Bien au contraire, le sentiment général est, très malheureusement, que la santé de la population empire et tout particulièrement la santé mentale ; on sait en effet que les rentes AI accordées pour des raisons psychiques subissent une hausse bien plus frappante que les autres. Le phénomène n’est pas limité à la Suisse, il y a des années que l’Organisation mondiale de la santé (OMS) tire la sonnette d’alarme sur la dégradation de la santé mentale à travers le monde. Ce phénomène n’est pas facile à expliquer, mais quelques pistes existent. J’en vois en tout cas deux évidentes :

– le manque de repères clairs des générations montantes, un peu désorientées, auxquelles tout d’abord les parents, mais aussi l’école et diverses institutions, ont eu passablement de peine ces dernières années à montrer les limites de ce qui est acceptable ou non ;

– ce manque d’autorité contraste avec la rigueur, parfois même la violence, de l’univers où nous vivons, où le monde du travail par exemple exige toujours plus de l’individu en termes de compétitivité et de résultats, ce qui anéantit de plus en plus les personnes au psychisme affaibli et à qui l’éducation n’a pas donné un cadre clair.

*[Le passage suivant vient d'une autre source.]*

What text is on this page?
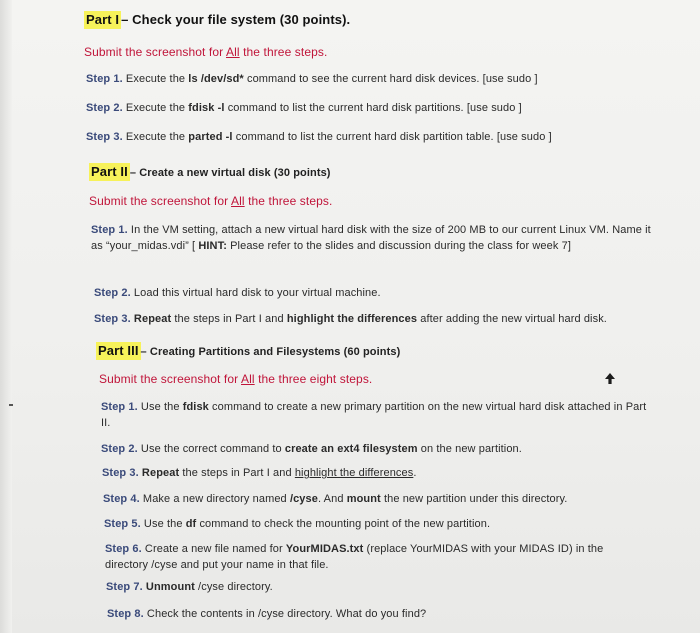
Part I – Check your file system (30 points).
Submit the screenshot for All the three steps.
Step 1. Execute the ls /dev/sd* command to see the current hard disk devices. [use sudo ]
Step 2. Execute the fdisk -l command to list the current hard disk partitions. [use sudo ]
Step 3. Execute the parted -l command to list the current hard disk partition table. [use sudo ]
Part II – Create a new virtual disk (30 points)
Submit the screenshot for All the three steps.
Step 1. In the VM setting, attach a new virtual hard disk with the size of 200 MB to our current Linux VM. Name it as “your_midas.vdi” [ HINT: Please refer to the slides and discussion during the class for week 7]
Step 2. Load this virtual hard disk to your virtual machine.
Step 3. Repeat the steps in Part I and highlight the differences after adding the new virtual hard disk.
Part III – Creating Partitions and Filesystems (60 points)
Submit the screenshot for All the three eight steps.
Step 1. Use the fdisk command to create a new primary partition on the new virtual hard disk attached in Part II.
Step 2. Use the correct command to create an ext4 filesystem on the new partition.
Step 3. Repeat the steps in Part I and highlight the differences.
Step 4. Make a new directory named /cyse. And mount the new partition under this directory.
Step 5. Use the df command to check the mounting point of the new partition.
Step 6. Create a new file named for YourMIDAS.txt (replace YourMIDAS with your MIDAS ID) in the directory /cyse and put your name in that file.
Step 7. Unmount /cyse directory.
Step 8. Check the contents in /cyse directory. What do you find?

Tout cela sans parler des personnes cassées par la confrontation avec la violence physique elle-même ou victimes d’accidents, dont les nouvelles occasions ne cessent de se présenter, par exemple par l’accroissement des voyages et la multiplication des sports extrêmes.

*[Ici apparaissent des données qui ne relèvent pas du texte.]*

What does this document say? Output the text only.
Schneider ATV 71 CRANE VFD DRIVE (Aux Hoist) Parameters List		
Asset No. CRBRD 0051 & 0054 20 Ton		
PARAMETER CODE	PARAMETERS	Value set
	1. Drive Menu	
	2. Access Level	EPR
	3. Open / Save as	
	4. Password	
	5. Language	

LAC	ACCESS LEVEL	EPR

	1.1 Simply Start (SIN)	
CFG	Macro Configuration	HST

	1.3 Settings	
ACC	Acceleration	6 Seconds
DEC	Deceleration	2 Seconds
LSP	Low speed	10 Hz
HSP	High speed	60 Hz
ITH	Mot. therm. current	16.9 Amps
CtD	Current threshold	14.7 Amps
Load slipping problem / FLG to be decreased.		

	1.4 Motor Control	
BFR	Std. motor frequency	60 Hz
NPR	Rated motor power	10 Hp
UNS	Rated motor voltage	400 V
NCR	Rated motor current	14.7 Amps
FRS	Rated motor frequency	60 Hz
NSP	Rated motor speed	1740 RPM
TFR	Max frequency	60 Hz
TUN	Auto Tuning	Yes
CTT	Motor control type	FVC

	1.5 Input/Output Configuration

Il n’y a donc pas lieu en règle générale pour ceux qui paient la TVA de penser qu’on les pressure avec facilité comme des citrons pour financer la rente de quelques profiteurs. Non seulement pour les raisons qui viennent d’être dites, mais aussi parce que – chacun peut s’en rendre compte – de disposer d’une rente AI n’a rien en soi de confortable, si elle n’est pas complétée par une rente invalidité professionnelle et surtout par des revenus personnels annexes ; cela ne peut donc pas concerner un bien grand nombre de gens. Mais il y a davantage : les mesures de révision des rentes sont en voie de durcissement et surtout le monde du travail est en train de prendre conscience de la nécessité de privilégier les mesures de réinsertion des invalides, chaque fois que cela est possible pour remplacer une rente. Là encore, un effort de volonté est possible et nécessaire ; celui qui vous parle, physiquement invalide à 70 %, exerce à plus que plein temps sa profession d’avocat, le mandat d’administrateur bancaire et la fonction d’homme politique, tout en employant à plein temps un avocat stagiaire aveugle.

Je n’entends pas allonger, Mesdames les déléguées, Messieurs les délégués, me contentant de vous réaffirmer avec conviction que 0,8 % de TVA pour l’AI et, lorsque le besoin se fera jour, 1,0 % de supplément de TVA pour l’AVS ne constituent pas une grande violence pour le consommateur, ni pour l’économie, surtout en cette période de très basse inflation, où la mesure sera pour ainsi dire invisible. Il faut, regrettablement mais nécessairement, consentir cet effort pour rester juste et équitable.